Le président brésilien Jair Bolsonaro pourrait faire face à une procédure de destitution après l’ouverture d’une enquête ordonnée lundi par la plus haute juridiction brésilienne sur la base d’accusations d’ingérence dans des enquêtes policières portées par son ancien ministre de la Justice.
Le juge de la Cour suprême Celso de Mello a donné 60 jours à la police fédérale pour interroger Sergio Moro, ex-ministre de la Justice et champion de la lutte anticorruption qui a claqué la porte du gouvernement vendredi, selon une décision consultée par l’AFP.
Une telle enquête pourrait ouvrir la voie soit à une procédure de destitution contre Jair Bolsonaro, soit à des poursuites à l’encontre de Sergio Moro pour faux témoignage.
Ce très populaire et désormais ancien ministre, célèbre pour son opération anticorruption Lava Jato (Lavage express), a présenté vendredi sa démission après le limogeage du chef de la police fédérale, un organisme qui dépend du ministère de la Justice.
Le changement à la tête de la police fédérale sans cause réelle est une ingérence politique, qui entame ma crédibilité et celle du gouvernement, avait lancé Sergio Moro.
Le président m’a dit qu’il voulait nommer une personne avec qui il aurait un contact personnel, qu’il pourrait appeler pour obtenir des informations sur les enquêtes, avait-il ajouté lors d’une conférence de presse à Brasilia.
Le président avait répliqué vendredi que ces accusations étaient infondées.
La décision de la Cour suprême énumère sept infractions que pourrait avoir commises M. Bolsonaro, parmi lesquelles la prévarication (grave manquement d’un homme d’État aux devoirs de sa charge) et l’obstruction à la justice.
Après sa démission, M. Moro avait montré à la télévision un échange sur la messagerie WhatsApp où le chef de l’Etat semblait exercer sur lui des pressions pour changer de chef de la police fédérale.
Mardi, le président Bolsonaro a fini par nommer à sa tête Alexandre Ramagem, ami personnel de son fils Carlos Bolsonaro.
Pour remplacer Sergio Moro au ministère de la Justice, le chef de l’Etat préféré un avocat au profil plus technocrate, André Mendonça, alors qu’il pensait initialement à nommer un autre proche de sa famille.
Destitution
Si le parquet devait trouver des éléments accusant M. Bolsonaro, la Chambre des députés devra autoriser ou non l’ouverture d’un procès par la Cour suprême, et s’il devait être traduit devant la plus haute juridiction du pays, il serait écarté du pouvoir le temps du jugement.

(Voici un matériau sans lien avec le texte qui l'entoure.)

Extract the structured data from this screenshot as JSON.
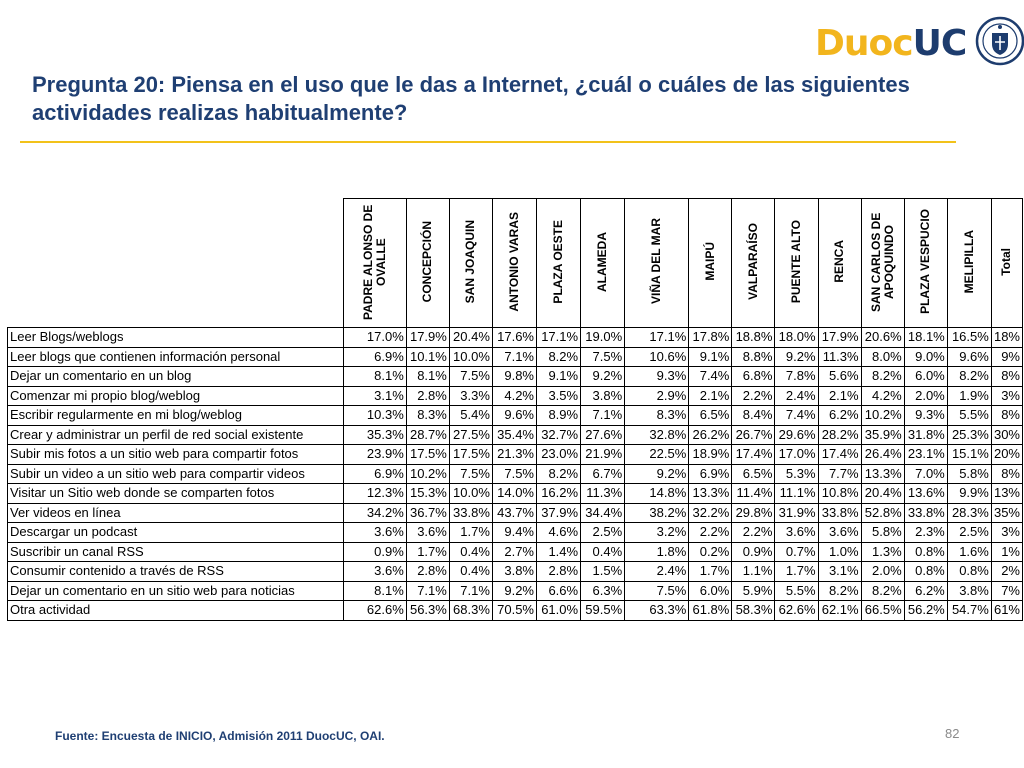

En 2017, le prédécesseur de Jair Bolsonaro, Michel Temer, accusé de corruption, s’était retrouvé dans ce cas de figure à deux reprises. Dans les deux cas, la requête avait été refusée par la Chambre des députés.
Il s’agit d’une procédure différente de celle de l’impeachment qui a abouti à la destitution de la présidente de gauche Dilma Rousseff en 2016, entièrement menée par le Congrès.
Plusieurs députés ont d’ailleurs déposé des demandes d’impeachment, une autre menace qui pèse sur le président d’extrême droite.
M. Bolsonaro traverse une passe difficile, avec l’épidémie de coronavirus qui a ralenti l’économie et créé des tensions avec les autorités d’Etats fédérés soucieux de protéger leur population, tandis que lui-même minimise la crise sanitaire qui a déjà fait plus de 5.000 morts.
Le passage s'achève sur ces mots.